Getah bacang yang gatal juga terdapat pada buahnya; akan tetapi jika masak, getah ini terbatas berada hanya pada kulitnya. Dengan demikian buah bacang perlu dikupas agak tebal, supaya getah itu tidak melukai mulut dan bibir dan menyebabkan bengkak-bengkak dan rasa terbakar. Getah bacang hendaknya dicuci dahulu, baru bisa dimanfaatkan sebagai rujak. Buah bacang yang muda biasanya direndam dalam air garam, sesudah dikupas dan dipotong-potong, agar dapat dijadikan rujak atau asinan.[5] Di Kalimantan Timur, bacang juga kerap digunakan sebagai asam dalam membuat sambal.
Kayu bacang tidak begitu baik kualitasnya, namun kadang-kadang dimanfaatkan dalam konstruksi ringan di dalam rumah. Daunnya dapat digunakan sebagai penurun demam, dan bijinya untuk mengobati penyakit jamur, kudis, dan eksem. Getahnya untuk memperdalam gambar tato tradisional.
Asal usul dan penyebaran
Berbeda dengan mangga, bacang belum mengalami proses seleksi yang jauh, sehingga lebih beragam dan kurang memiliki sifat-sifat yang disukai orang.
Bacang ditemukan tumbuh liar di hutan-hutan di Semenanjung Malaya, Sumatra dan Borneo. Sejak dahulu, pohon ini telah dibudidayakan secara luas di wilayah tersebut, yang lalu menyebar pula ke daerah-daerah sekitarnya seperti ke wilayah Indocina dan Tenasserim selatan di Burma, dan ke Filipina. Di Jawa jenis ini juga telah ditanam lama, dan bahkan sebagiannya telah meliar pula.
Nilai gizi
Dalam 100 gram, bacang yang sudah matang mengandung kalori 98 gram, protein 1,4%, lemaknya cukup sedikit, yakni 0,2 %. Air yang terkandung juga cukup banyak, yakni 72,5%. Bagi orang yang ingin langsing/kurus, bisa menjadikan bacang sebagai menu diet-nya.[5]
Jenis yang berkerabat
Bacang berkerabat dekat, dan kadang-kadang dikelirukan, dengan kuweni. Yang belakangan ini memiliki tekstur dan keharuman yang lebih lembut, sehingga banyak disukai orang.

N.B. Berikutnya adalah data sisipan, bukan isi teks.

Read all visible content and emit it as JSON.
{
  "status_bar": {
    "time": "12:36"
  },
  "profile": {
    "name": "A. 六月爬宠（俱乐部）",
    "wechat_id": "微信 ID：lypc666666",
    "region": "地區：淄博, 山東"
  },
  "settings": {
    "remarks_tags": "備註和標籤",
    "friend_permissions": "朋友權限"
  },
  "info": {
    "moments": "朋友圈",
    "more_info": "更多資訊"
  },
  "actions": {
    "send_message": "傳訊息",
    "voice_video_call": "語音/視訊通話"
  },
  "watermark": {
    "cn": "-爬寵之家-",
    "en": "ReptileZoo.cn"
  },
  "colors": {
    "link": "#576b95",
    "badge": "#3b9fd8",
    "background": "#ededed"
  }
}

Di Kalimantan juga dikenal kerabat dekatnya yang disebut asam payang (Mangifera pajang). Jenis endemik Kalimantan ini berbuah lebih besar, berkulit lebih tebal, manis asam, dan baunya tidak begitu menyengat.
Verheij, E.W.M. dan R.E. Coronel (eds.). 1997. Sumber Daya Nabati Asia Tenggara 2: Buah-buahan yang dapat dimakan. PROSEA – Gramedia. Jakarta. ISBN 979-511-672-2.

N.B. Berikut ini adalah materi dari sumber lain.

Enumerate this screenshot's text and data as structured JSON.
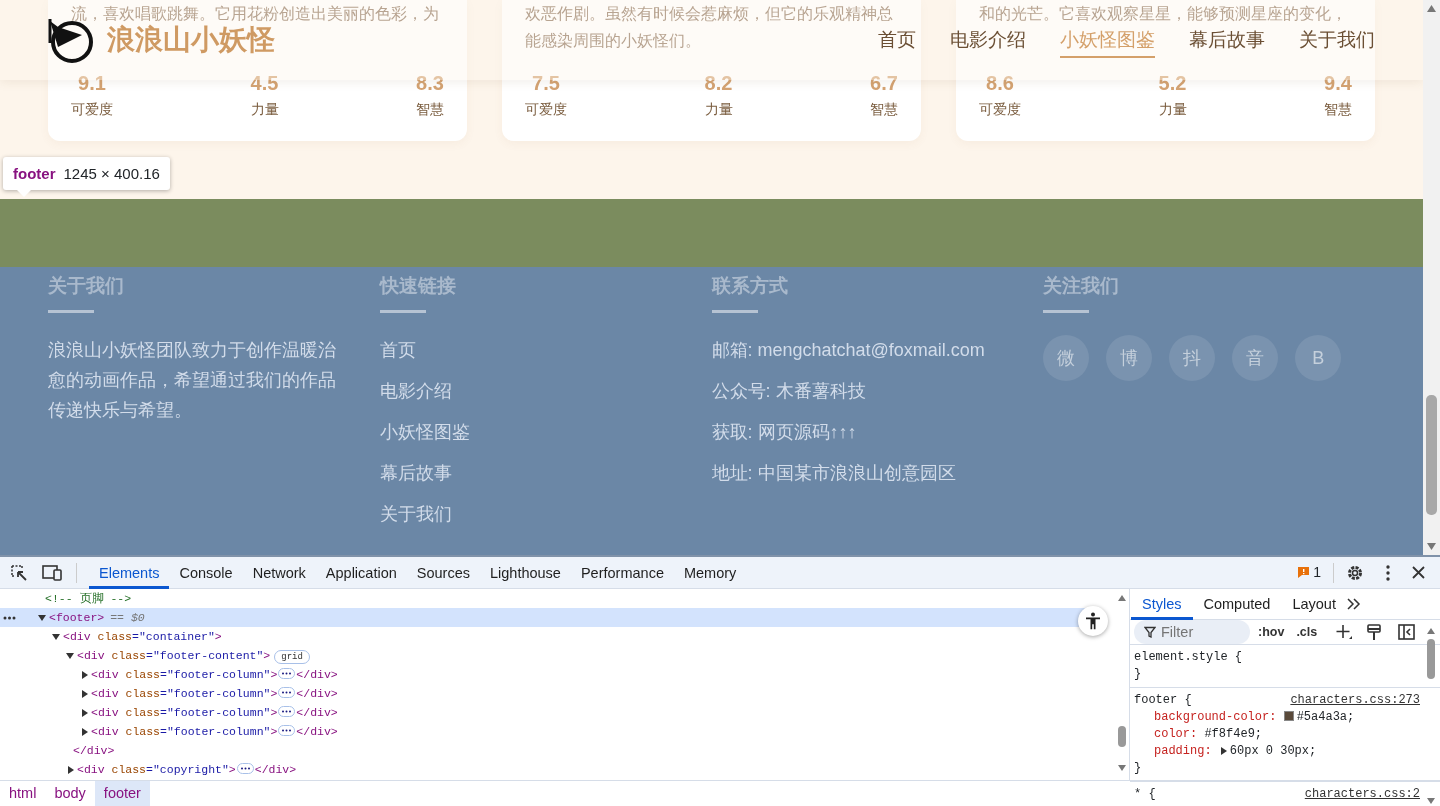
{
  "header": {
    "logo_text": "浪浪山小妖怪",
    "nav": [
      {
        "label": "首页",
        "selected": false
      },
      {
        "label": "电影介绍",
        "selected": false
      },
      {
        "label": "小妖怪图鉴",
        "selected": true
      },
      {
        "label": "幕后故事",
        "selected": false
      },
      {
        "label": "关于我们",
        "selected": false
      }
    ]
  },
  "cards": [
    {
      "faint_lines": [
        "流，喜欢唱歌跳舞。它用花粉创造出美丽的色彩，为"
      ],
      "stats": [
        {
          "value": "9.1",
          "label": "可爱度"
        },
        {
          "value": "4.5",
          "label": "力量"
        },
        {
          "value": "8.3",
          "label": "智慧"
        }
      ]
    },
    {
      "faint_lines": [
        "欢恶作剧。虽然有时候会惹麻烦，但它的乐观精神总",
        "能感染周围的小妖怪们。"
      ],
      "stats": [
        {
          "value": "7.5",
          "label": "可爱度"
        },
        {
          "value": "8.2",
          "label": "力量"
        },
        {
          "value": "6.7",
          "label": "智慧"
        }
      ]
    },
    {
      "faint_lines": [
        "和的光芒。它喜欢观察星星，能够预测星座的变化，"
      ],
      "stats": [
        {
          "value": "8.6",
          "label": "可爱度"
        },
        {
          "value": "5.2",
          "label": "力量"
        },
        {
          "value": "9.4",
          "label": "智慧"
        }
      ]
    }
  ],
  "inspector_tooltip": {
    "tag": "footer",
    "size": "1245 × 400.16"
  },
  "footer": {
    "columns": [
      {
        "kind": "text",
        "title": "关于我们",
        "text": "浪浪山小妖怪团队致力于创作温暖治愈的动画作品，希望通过我们的作品传递快乐与希望。"
      },
      {
        "kind": "links",
        "title": "快速链接",
        "items": [
          "首页",
          "电影介绍",
          "小妖怪图鉴",
          "幕后故事",
          "关于我们"
        ]
      },
      {
        "kind": "info",
        "title": "联系方式",
        "items": [
          "邮箱: mengchatchat@foxmail.com",
          "公众号: 木番薯科技",
          "获取: 网页源码↑↑↑",
          "地址: 中国某市浪浪山创意园区"
        ]
      },
      {
        "kind": "social",
        "title": "关注我们",
        "items": [
          "微",
          "博",
          "抖",
          "音",
          "B"
        ]
      }
    ]
  },
  "devtools": {
    "tabs": [
      {
        "label": "Elements",
        "selected": true
      },
      {
        "label": "Console",
        "selected": false
      },
      {
        "label": "Network",
        "selected": false
      },
      {
        "label": "Application",
        "selected": false
      },
      {
        "label": "Sources",
        "selected": false
      },
      {
        "label": "Lighthouse",
        "selected": false
      },
      {
        "label": "Performance",
        "selected": false
      },
      {
        "label": "Memory",
        "selected": false
      }
    ],
    "issues_count": "1",
    "dom_tree": [
      {
        "kind": "comment",
        "segments": [
          {
            "t": "<!-- 页脚 -->",
            "kind": "comment"
          }
        ]
      },
      {
        "kind": "element",
        "expanded": true,
        "selected": true,
        "segments": [
          {
            "t": "<footer>",
            "kind": "tag"
          }
        ],
        "note": "== $0",
        "children": [
          {
            "kind": "element",
            "expanded": true,
            "selected": false,
            "segments": [
              {
                "t": "<div ",
                "kind": "tag"
              },
              {
                "t": "class",
                "kind": "attr"
              },
              {
                "t": "=\"container\"",
                "kind": "val"
              },
              {
                "t": ">",
                "kind": "tag"
              }
            ],
            "children": [
              {
                "kind": "element",
                "expanded": true,
                "selected": false,
                "segments": [
                  {
                    "t": "<div ",
                    "kind": "tag"
                  },
                  {
                    "t": "class",
                    "kind": "attr"
                  },
                  {
                    "t": "=\"footer-content\"",
                    "kind": "val"
                  },
                  {
                    "t": ">",
                    "kind": "tag"
                  }
                ],
                "badge": "grid",
                "children": [
                  {
                    "kind": "element",
                    "expanded": false,
                    "selected": false,
                    "segments": [
                      {
                        "t": "<div ",
                        "kind": "tag"
                      },
                      {
                        "t": "class",
                        "kind": "attr"
                      },
                      {
                        "t": "=\"footer-column\"",
                        "kind": "val"
                      },
                      {
                        "t": ">",
                        "kind": "tag"
                      }
                    ],
                    "closing": "</div>"
                  },
                  {
                    "kind": "element",
                    "expanded": false,
                    "selected": false,
                    "segments": [
                      {
                        "t": "<div ",
                        "kind": "tag"
                      },
                      {
                        "t": "class",
                        "kind": "attr"
                      },
                      {
                        "t": "=\"footer-column\"",
                        "kind": "val"
                      },
                      {
                        "t": ">",
                        "kind": "tag"
                      }
                    ],
                    "closing": "</div>"
                  },
                  {
                    "kind": "element",
                    "expanded": false,
                    "selected": false,
                    "segments": [
                      {
                        "t": "<div ",
                        "kind": "tag"
                      },
                      {
                        "t": "class",
                        "kind": "attr"
                      },
                      {
                        "t": "=\"footer-column\"",
                        "kind": "val"
                      },
                      {
                        "t": ">",
                        "kind": "tag"
                      }
                    ],
                    "closing": "</div>"
                  },
                  {
                    "kind": "element",
                    "expanded": false,
                    "selected": false,
                    "segments": [
                      {
                        "t": "<div ",
                        "kind": "tag"
                      },
                      {
                        "t": "class",
                        "kind": "attr"
                      },
                      {
                        "t": "=\"footer-column\"",
                        "kind": "val"
                      },
                      {
                        "t": ">",
                        "kind": "tag"
                      }
                    ],
                    "closing": "</div>"
                  },
                  {
                    "kind": "close",
                    "segments": [
                      {
                        "t": "</div>",
                        "kind": "tag"
                      }
                    ]
                  }
                ]
              },
              {
                "kind": "element",
                "expanded": false,
                "selected": false,
                "segments": [
                  {
                    "t": "<div ",
                    "kind": "tag"
                  },
                  {
                    "t": "class",
                    "kind": "attr"
                  },
                  {
                    "t": "=\"copyright\"",
                    "kind": "val"
                  },
                  {
                    "t": ">",
                    "kind": "tag"
                  }
                ],
                "closing": "</div>"
              }
            ]
          }
        ]
      }
    ],
    "styles_panel": {
      "tabs": [
        {
          "label": "Styles",
          "selected": true
        },
        {
          "label": "Computed",
          "selected": false
        },
        {
          "label": "Layout",
          "selected": false
        }
      ],
      "filter_placeholder": "Filter",
      "buttons": [
        ":hov",
        ".cls"
      ],
      "rules": [
        {
          "selector": "element.style {",
          "end": "}"
        },
        {
          "selector": "footer {",
          "source": "characters.css:273",
          "props": [
            {
              "name": "background-color:",
              "value": "#5a4a3a;",
              "color": "#5a4a3a"
            },
            {
              "name": "color:",
              "value": "#f8f4e9;"
            },
            {
              "name": "padding:",
              "value": "60px 0 30px;",
              "expandable": true
            }
          ],
          "end": "}"
        },
        {
          "selector": "* {",
          "source": "characters.css:2"
        }
      ]
    },
    "breadcrumbs": [
      {
        "label": "html",
        "selected": false
      },
      {
        "label": "body",
        "selected": false
      },
      {
        "label": "footer",
        "selected": true
      }
    ]
  }
}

Sastrapradja, Setijati; Panggabean, Gillmour; Mogea, Johanis Palar; Sukardjo, Sukristijono; Sunarto, Aloysius Tri (1980). Proyek Penelitian Potensi Sumber Daya Ekonomi:Buah-Buahan. 8. Jakarta: LIPI bekerja sama dengan Balai Pustaka. OCLC66228010.
Natawidjaja, P. Suparman (1985). Mengenal Buah-Buahan yang Bergizi. Jakarta: Pustaka Dian.